WEF Blockchain Report: Multi-Stakeholder Approach is the Best Way to govern Blockchainby Fintechnews Switzerland July 28, 2017
The World Economic Forum (WEF) said governing blockchain appropriately will bring out its best qualities. It compares the blockchain era to the first era of the Internet.
The blockchain era should not be governed by nation states, state-based institutions or corporations, said the WEF in a white paper titled Realizing the Potential of Blockchain A Multi-stakeholder Approach to the Stewardship of Blockchain and Cryptocurrencies. Blockchain needs to be governed through a multi-stakeholder approach using what the WEF calls “global governance networks” – a concept developed in its previous programme investigating multi-stakeholder networks for global problem-solving.
WEF notes that the genius of distributed ledgers is that the technology (and everything that happens with it) is and must be distributed. Power is distributed. Heavy-handed government intervention would kill this embryonic technology in its egg, it adds.

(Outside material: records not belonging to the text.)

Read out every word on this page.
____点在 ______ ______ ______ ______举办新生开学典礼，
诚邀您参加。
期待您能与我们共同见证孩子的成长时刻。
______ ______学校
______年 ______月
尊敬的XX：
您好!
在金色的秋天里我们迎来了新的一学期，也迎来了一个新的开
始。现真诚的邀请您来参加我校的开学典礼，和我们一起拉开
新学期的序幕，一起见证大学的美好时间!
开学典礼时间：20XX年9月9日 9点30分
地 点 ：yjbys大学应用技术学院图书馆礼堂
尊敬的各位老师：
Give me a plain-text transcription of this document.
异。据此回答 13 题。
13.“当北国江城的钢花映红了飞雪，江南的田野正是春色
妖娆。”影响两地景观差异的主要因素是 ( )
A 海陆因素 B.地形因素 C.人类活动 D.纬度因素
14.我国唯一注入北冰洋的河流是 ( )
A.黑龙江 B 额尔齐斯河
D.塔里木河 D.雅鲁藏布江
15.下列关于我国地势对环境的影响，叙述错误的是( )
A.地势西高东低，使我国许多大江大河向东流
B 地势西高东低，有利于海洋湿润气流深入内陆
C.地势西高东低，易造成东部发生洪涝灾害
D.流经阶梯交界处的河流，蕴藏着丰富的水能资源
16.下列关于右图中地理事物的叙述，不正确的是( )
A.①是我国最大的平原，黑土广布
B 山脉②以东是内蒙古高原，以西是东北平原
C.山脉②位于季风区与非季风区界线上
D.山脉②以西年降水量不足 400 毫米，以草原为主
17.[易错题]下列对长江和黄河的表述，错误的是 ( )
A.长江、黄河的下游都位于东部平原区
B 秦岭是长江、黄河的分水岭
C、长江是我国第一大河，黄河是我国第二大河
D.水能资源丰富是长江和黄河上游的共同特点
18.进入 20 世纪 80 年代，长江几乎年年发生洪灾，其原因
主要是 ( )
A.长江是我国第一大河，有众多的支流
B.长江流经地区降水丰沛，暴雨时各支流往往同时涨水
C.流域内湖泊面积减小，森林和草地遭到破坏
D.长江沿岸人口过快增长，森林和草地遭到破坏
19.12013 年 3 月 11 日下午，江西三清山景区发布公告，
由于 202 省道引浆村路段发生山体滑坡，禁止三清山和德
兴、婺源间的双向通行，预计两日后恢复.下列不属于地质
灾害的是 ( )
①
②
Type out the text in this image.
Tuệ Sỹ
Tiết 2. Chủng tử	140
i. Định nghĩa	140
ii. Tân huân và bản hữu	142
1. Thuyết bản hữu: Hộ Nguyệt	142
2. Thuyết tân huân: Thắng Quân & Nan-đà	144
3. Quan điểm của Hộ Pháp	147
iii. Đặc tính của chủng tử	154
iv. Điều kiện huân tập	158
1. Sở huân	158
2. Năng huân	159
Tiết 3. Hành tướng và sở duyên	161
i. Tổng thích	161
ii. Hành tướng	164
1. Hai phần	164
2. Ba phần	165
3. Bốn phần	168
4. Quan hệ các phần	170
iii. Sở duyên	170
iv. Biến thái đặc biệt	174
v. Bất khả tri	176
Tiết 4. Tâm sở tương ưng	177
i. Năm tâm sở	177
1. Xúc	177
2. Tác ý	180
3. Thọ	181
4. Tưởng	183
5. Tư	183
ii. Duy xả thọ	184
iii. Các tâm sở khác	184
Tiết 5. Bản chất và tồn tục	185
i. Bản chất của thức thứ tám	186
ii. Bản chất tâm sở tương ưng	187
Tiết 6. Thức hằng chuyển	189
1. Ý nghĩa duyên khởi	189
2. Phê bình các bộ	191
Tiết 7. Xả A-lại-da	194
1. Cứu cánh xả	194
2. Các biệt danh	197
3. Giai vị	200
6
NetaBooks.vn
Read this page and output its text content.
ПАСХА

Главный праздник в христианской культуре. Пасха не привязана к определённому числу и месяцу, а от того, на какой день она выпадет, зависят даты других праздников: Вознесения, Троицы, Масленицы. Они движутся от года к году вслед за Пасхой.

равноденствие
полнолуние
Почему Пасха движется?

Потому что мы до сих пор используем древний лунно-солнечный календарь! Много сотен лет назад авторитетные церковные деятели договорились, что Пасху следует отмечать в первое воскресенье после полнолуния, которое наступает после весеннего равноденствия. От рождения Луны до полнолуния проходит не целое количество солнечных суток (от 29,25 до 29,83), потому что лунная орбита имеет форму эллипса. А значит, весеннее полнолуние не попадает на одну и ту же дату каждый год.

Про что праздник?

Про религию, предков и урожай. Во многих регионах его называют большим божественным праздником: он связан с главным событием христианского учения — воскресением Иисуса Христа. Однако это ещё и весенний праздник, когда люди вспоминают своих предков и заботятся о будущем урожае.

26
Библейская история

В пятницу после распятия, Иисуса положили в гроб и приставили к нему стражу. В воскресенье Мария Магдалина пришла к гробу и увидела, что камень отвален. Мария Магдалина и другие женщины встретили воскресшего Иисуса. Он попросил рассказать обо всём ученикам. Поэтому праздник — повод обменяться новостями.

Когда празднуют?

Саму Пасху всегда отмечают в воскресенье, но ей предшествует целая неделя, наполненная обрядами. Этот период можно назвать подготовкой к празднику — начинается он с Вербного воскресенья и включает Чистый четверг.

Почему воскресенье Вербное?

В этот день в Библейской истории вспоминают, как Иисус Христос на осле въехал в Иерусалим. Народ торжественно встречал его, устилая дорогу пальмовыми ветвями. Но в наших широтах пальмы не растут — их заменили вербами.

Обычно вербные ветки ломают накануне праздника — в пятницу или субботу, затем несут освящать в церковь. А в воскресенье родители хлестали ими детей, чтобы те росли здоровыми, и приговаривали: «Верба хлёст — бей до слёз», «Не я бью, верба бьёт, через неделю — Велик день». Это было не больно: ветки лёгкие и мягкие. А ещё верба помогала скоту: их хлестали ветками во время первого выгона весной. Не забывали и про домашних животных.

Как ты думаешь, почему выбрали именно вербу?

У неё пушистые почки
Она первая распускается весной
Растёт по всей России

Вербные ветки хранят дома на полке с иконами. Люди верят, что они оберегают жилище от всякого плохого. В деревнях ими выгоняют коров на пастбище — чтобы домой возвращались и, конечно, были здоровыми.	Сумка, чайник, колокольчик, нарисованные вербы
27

Seven types of networks that can govern blockchain
The WEF discusses seven types of networks that operate by consensus, that could govern blockchain effectively. They are:
Standards networks, such as the Internet Engineering Task Force, who spearhead technical specifications and standards, the building blocks of the product, and infrastructure development that leads to mass adoption.
Knowledge networks, such as the IIntternet Research Task Force. The primary function of knowledge networks is to conduct research and develop new ideas that can help solve global problems
Delivery networks, such as the International Corporation for Assigned Names and Numbers. This class of networks actually delivers the change it seeks, supplementing or even bypassing the efforts of traditional institutions.
Policy networks, such as the Internet Policy Research Initiative at the Massachusetts Institute of Technology (MIT), which works with technologists and policy-makers to increase the integrity of interconnected digital systems. These networks support policy development or seek alternatives for policy, whether governments support them or not. The goal is to inform, if not shape, the policy-making process of corporations and governments so that it is more transparent, shared and inclusive.
Advocacy networks, such as the Alliance for Affordable Internet. Advocacy networks seek to change the agenda or policies of governments, corporations and other institutions.
Watchdog networks, such as the Electronic Freedom Forum. These networks scrutinise organisations to ensure that they behave appropriately. Topics range from human rights, corruption and the environment, to financial services and commercial practices. In the process, they drive public debate, boost transparency and ignite movements for change.
Networked institutions, such as the World Economic Forum. Some networks provide such a wide range of capabilities that we describe them as “networked institutions”. They are not state-based but true multi-stakeholder networks. The value they generate can range from knowledge, advocacy and policy to the actual delivery of solutions.
Stewardship, not top down regulation
By governance, the WEF means stewardship, which involves collaborating, identifying common interests and creating incentives to act on them, not government, regulation or topdown control. There are governance needs at three levels: blockchain platforms (such as Bitcoin and virtual currency exchanges), application and the ecosystem as a whole. Unlike the internet of information, which is a vast network of similar networks, this internet of value requires stewardship at not just one level but three.
The eight stakeholders in the WEF ecosystem are innovators, venture capitalists, banks and financial services, developers, academics, non-governmental organisations (NGOs), government bodies, and users or citizens.
The WEF also urges stakeholders in the space to harmonise their activities, such as to codify their common ground through standards networks, as well welcome stakeholders with radically diverse views of what needs to be done through networked institutions.